The EUR/USD Holds Support but the Dollar Trend Continues Higher

David Becker

The EUR/USD moved lower but bounced near support as the dollar continued to gain traction as U.S. yield hit fresh highs. The 10-year yield sliced through the 3% level, following stronger than expected manufacturing data.  Eurozone GDP came out in line with expectations and the German Zew sentiment index stabilized.


The EUR/USD moved lower but bounced near trend line support which comes in near 1.1815.  Resistance on the currency pair comes in near 1.1920. Short-term momentum has turned negative as the fast stochastic generated a crossover sell signal. The fast stochastic is printing a reading of 10, which is below the oversold trigger level and could foreshadow a correction.

Eurozone Q1 GDP was confirmed and in Line with Expectations

Eurozone Q1 GDP was confirmed at 0.4% quarter over quarter, as expected and in line with the preliminary estimate. The annual rate decelerated to 2.5% year over year from 2.8% year over year in the previous quarter. Separately industrial production data for March showed a rebound of 0.5% month over month from the -0.9 month over month slump in February. The main question not just for the ECB is whether this is mainly due to temporary factors such as adverse weather conditions, or the sign of a larger slowdown.

German ZEW investor confidence stabilized

German ZEW investor confidence stabilized in May and held steady at -8.2 – in line with Bloomberg consensus and still indicating that pessimists outnumber optimists. The current conditions reading came in a tad better and the less watched Eurozone expectations reading improved to 2.4 from 1.9 in the previous month. So signs of stabilization, but not sufficient evidence yet that Germany and the Eurozone as a whole will shrug off the weakness of the first quarter.

UK labor data showed expected perkiness in wage growth, which rose at a 2.9% year over year in the ex-bonus average weekly household income headline over the three months to March. This matched the median forecast, and marked a new cycle high rate after a slight pickup from the 2.8% year over year figure in the three months to February. The inflation-adjusted figure came in at +0.4% year over year. The official jobless rate came in at 4.2%, unchanged from the previous month and the lowest level since 1975, which was also a figure that had been expected. The employment rate came in at 75.6%, the highest rate since comparable records began in 1971. The number of economically inactive people also fell both on the three-month versus three-month and year over year comparisons, with the rate falling to 21.0% from 21.5% in the prior year.
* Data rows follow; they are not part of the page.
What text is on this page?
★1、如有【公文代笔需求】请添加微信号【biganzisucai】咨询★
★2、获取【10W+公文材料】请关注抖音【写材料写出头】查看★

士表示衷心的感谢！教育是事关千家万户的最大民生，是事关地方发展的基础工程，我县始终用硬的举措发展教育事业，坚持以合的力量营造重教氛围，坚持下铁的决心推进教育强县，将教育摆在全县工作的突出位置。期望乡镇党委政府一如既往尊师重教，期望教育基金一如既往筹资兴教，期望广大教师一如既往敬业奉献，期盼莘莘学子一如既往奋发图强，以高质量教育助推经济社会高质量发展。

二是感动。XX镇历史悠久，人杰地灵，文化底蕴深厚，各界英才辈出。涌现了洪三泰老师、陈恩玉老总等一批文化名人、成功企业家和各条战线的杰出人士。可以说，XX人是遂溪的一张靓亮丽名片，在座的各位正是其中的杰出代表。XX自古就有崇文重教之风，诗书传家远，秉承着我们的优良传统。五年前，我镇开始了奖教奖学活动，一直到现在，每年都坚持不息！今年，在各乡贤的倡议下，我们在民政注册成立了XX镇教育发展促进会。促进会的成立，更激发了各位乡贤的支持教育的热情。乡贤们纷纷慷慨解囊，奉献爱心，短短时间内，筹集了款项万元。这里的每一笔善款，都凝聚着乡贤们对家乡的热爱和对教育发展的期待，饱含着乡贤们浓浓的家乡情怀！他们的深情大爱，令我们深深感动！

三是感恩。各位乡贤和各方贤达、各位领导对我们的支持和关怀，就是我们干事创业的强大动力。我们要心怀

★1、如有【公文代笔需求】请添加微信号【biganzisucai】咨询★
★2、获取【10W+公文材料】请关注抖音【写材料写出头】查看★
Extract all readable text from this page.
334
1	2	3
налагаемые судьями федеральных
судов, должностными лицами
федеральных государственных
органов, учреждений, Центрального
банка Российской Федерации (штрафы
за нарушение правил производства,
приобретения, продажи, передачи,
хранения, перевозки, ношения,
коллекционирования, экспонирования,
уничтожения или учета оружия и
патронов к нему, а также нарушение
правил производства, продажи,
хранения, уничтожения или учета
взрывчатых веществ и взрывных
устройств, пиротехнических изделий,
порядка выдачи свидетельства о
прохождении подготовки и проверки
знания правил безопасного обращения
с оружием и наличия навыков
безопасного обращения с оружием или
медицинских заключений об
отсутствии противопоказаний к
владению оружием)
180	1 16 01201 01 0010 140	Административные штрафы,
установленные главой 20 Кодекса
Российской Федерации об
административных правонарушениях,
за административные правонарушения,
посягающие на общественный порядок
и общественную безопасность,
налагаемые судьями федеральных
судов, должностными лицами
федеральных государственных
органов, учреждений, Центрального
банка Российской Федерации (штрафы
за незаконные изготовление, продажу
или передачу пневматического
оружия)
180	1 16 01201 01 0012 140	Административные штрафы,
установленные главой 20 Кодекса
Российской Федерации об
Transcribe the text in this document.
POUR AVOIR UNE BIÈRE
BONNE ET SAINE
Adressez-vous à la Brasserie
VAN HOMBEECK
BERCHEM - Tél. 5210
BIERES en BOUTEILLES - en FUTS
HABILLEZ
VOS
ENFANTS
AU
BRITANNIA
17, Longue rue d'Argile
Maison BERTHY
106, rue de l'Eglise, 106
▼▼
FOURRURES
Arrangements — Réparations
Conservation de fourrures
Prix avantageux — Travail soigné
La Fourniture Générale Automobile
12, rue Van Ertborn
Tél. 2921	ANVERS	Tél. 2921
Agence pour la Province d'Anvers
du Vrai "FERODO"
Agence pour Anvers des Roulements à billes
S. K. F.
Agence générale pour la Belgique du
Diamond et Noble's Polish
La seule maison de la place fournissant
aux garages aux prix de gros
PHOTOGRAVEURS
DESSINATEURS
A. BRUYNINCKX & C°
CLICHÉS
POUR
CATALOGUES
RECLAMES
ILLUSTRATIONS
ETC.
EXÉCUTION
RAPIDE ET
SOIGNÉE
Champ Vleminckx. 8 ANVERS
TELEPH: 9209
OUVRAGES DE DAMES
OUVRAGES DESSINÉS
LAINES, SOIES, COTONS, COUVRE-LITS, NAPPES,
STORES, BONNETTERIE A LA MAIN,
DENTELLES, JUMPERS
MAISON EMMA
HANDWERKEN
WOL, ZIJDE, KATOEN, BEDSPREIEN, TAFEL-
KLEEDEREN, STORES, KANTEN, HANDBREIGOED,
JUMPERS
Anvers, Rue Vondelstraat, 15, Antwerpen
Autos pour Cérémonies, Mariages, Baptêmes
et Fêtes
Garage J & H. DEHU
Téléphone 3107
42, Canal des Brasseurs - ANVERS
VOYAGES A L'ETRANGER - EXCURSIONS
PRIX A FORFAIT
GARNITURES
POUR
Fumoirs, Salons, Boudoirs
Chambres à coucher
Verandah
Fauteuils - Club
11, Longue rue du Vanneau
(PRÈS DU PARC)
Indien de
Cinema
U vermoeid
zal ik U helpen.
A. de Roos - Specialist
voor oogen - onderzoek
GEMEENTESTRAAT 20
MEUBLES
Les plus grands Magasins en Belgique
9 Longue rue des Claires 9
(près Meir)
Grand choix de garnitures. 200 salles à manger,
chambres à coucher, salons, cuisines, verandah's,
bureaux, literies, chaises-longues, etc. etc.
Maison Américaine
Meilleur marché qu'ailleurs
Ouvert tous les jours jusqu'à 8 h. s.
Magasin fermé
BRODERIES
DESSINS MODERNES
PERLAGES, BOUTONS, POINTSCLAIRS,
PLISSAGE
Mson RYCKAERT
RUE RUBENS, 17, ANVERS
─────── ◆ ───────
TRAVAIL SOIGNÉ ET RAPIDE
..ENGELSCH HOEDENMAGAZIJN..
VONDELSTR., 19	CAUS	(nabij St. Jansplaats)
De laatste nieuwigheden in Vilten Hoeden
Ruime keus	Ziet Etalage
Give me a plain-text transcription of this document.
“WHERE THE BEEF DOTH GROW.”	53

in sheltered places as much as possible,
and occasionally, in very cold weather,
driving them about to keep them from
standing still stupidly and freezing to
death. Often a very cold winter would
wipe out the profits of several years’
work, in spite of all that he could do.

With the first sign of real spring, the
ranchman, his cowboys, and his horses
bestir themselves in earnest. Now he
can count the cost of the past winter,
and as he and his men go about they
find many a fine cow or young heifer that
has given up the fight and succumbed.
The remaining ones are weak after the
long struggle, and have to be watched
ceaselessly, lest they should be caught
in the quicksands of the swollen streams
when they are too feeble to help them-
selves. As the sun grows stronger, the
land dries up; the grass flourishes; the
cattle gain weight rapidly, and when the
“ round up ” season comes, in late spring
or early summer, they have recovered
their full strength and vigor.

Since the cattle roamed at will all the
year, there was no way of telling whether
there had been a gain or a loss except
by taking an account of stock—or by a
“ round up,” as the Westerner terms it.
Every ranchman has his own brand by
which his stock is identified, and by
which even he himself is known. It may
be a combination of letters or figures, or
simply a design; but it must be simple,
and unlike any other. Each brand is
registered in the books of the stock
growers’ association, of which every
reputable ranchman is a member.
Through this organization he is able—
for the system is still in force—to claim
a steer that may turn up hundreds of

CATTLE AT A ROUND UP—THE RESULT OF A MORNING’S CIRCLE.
French April HICP inflation was Unchanged

French April HICP inflation confirmed at 1.8% year over year, unchanged from the preliminary reading and up from 1.7% year over year in the previous month. The French reading is pretty much in line with the ECB’s definition of price stability now and at the same time data on wage growth this morning showed a marked rise to 0.7% quarter over quarter, from 0.4% quarter over quarter in Q4 last year.

German GDP growth slowed

German GDP growth slowed to just 0.3% quarter over quarter in Q1, in line with our forecast and a tad weaker than consensus, which predicted a deceleration to 0.4% quarter over quarter from the strong 0.6% quarter over quarter growth in Q4 last year. Construction but also equipment investment improved, private consumption picked up slightly. Government consumption contracted for the first time in 5-years, which may be a result of the political vacuum and the time it took to form a coalition government after the inconclusive election. Net exports lost momentum, with both exports as well as imports contracting compared to the last quarter of 2017. All in all pretty much as expected and the slowdown in partly due to temporary factors, including adverse weather conditions. The reported slowdown in trade momentum, however, will revive concerns about the future of world trade and add to the demands that Germany must strengthen domestic consumption and demand to balance the recovery.